Un deuxième extrait :
(les derniers mots de Caroline) :
"Voici que je ressens tout à la fois.
Que veux-tu dire ?
Tout, Niembsch, c'est merveilleux. Ça s'arrondit, je peux le tenir dans la main, ça n'a pas de poids.
Quoi, Caroline ?
Tout.
Le temps ?
Celui-ci n'est qu'une ligne, Niembsch, il n'est pas nécessaire ici.(...)
Niembsch sentit en lui quelque chose se briser, une chaîne, il fut comme projeté en avant, et d'un coup de tonnerre effrayant qui remplit le monde se détachèrent une à une quelques gouttes de silence. Le mouvement avait cessé. Ses pensées vacillantes, instables, s'effaçaient et s'abandonnaient à une musique qui les ordonnait. (...) Leurs mouvements étaient d'une incompréhensible symétrie. "
Peter Härtling raconte dans ce livre l'histoire d'une vie, celle de Nicolas Niembsch, (Lenau), un grand poète romancier (1802- 1850) obsédé par la tentation de l'immobilité comme une pénétration du moment présent participant à l'éternité.
Mais qui sait que l'immobilité se dérobe à celui qui vient de l'entrevoir . Toute l'Autriche romantique...
Pour ce roman, Peter Härtling a reçu en Allemagne le Prix des Critiques en 1965.
C'est Paul Edel qui, un jour, en a parlé sur son ancien blog.
Et que le temps est une dimension.
l'Optimum , pour vous répondre tardivement, MC, est apparemment le point du monde où le temps et l'espace sont les plus semblables.
Destaine, un penseur brillant mais néanmoins dans l'erreur, pensant que la planète Terre était devenue inhabitable et qu'il fallait survivre dans un monde devenu hostile avant que la pénurie définitive des sources d'énergie marque la fin de la civilisation technologique occidentale (L"Effondrement), inventa ce fameux générateur qui permettrait de fournir de l'énergie électrique d'une façon illimitée mais qui dépendait d'un fenêtre de translatération qui se déplaçait lentement à la surface de la planète, suivant une ligne : le Grand Cercle. Ligne sur laquelle était tractée la station, nommée Cité, à l'aide de câbles et de treuils.

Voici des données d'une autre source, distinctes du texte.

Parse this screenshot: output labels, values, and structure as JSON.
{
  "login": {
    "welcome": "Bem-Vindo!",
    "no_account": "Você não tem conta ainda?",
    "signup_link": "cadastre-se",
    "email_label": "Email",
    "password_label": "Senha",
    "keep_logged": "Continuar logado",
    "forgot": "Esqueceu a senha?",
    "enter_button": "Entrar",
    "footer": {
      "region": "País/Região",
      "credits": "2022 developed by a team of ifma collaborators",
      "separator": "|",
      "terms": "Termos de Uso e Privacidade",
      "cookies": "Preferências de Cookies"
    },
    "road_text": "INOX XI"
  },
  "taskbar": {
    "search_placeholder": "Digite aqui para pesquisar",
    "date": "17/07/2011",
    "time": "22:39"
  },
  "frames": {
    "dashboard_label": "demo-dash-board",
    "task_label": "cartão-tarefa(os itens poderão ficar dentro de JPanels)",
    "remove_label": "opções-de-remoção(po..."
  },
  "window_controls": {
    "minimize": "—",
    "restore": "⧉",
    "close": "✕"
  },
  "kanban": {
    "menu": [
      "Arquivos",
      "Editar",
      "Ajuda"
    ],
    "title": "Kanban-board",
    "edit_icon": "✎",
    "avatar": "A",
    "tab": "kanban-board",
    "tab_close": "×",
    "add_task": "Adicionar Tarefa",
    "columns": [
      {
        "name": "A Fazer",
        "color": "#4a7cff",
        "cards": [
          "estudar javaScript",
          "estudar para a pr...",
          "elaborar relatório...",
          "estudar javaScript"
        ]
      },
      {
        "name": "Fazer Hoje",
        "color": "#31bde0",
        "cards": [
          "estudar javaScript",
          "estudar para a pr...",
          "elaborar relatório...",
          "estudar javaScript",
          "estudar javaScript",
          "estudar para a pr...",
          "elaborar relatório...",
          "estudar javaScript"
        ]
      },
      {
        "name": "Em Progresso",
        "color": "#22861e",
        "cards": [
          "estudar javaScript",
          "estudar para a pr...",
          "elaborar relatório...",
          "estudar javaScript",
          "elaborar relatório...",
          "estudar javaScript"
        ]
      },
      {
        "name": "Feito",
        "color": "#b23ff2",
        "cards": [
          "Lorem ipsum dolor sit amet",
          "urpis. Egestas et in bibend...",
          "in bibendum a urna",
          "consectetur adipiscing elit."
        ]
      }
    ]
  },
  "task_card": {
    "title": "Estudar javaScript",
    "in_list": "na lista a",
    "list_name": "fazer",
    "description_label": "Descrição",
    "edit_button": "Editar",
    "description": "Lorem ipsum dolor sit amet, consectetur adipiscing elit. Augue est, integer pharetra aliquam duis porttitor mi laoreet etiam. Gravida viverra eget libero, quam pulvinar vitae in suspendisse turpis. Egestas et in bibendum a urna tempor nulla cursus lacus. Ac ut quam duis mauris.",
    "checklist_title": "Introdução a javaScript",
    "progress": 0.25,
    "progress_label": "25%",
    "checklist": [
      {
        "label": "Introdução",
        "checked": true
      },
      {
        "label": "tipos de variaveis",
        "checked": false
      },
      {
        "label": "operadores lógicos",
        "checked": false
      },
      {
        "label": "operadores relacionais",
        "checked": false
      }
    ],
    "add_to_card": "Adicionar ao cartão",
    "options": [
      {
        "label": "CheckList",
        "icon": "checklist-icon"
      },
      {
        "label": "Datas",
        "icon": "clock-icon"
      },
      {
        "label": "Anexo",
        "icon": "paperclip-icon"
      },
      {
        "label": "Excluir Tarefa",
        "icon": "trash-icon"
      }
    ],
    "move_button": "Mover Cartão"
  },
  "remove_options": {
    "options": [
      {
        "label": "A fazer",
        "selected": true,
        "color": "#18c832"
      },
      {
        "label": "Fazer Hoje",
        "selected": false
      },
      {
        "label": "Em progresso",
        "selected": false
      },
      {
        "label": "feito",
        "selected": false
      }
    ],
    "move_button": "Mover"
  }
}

(Comme le dit Soleil vert dans son billet, Destaine trouve la fonction mathématique qui décrit la courbe de ce "monde inverti" : y=1/x. de l'autre côté de l'hémisphère, au Sud, dans un monde qui sera perçu dans la suite du roman comme aplati.)
En réalité, le monde n'est pas inverti, et la Cité ne risque rien si elle s'arrête d'avancer.
Quant à Destaine, il dut abandonner son invention.et partit pour la Chine, où se trouvait une fenêtre naturelle de translatération.
Restée abandonnée, la station de recherche, sous la férule de chefs un peu fous, continua de fonctionner, enfermant ses habitants et ne laissant sortir que les guildes nécessaires à sa progression géographique.
Rapidement, des effets secondaires dûs à son puissant champ magnétique altérèrent les perceptions des habitants et engendrèrent des problèmes génétiques rendant impossible la procréation, d'où le rapt des femmes indigènes pour repeupler la communauté. D'où la colère des populations vivant aux alentours de la cité..
Elisabeth terminera sa conférence en annonçant que d'autres fenêtres naturelles de translatération avaient été trouvées, mises au point, et qu'elles faisaient partie de la vie courante.
Et qu'ils étaient bien sûr la Terre et non dans l'espace et ne risquaient rien à éteindre le générateur et à sortir. Hélas, on ne l'a crut pas et elle sortie de la Cité tentant de convaincre une dernière fois Helward avant de repartir en angleterre.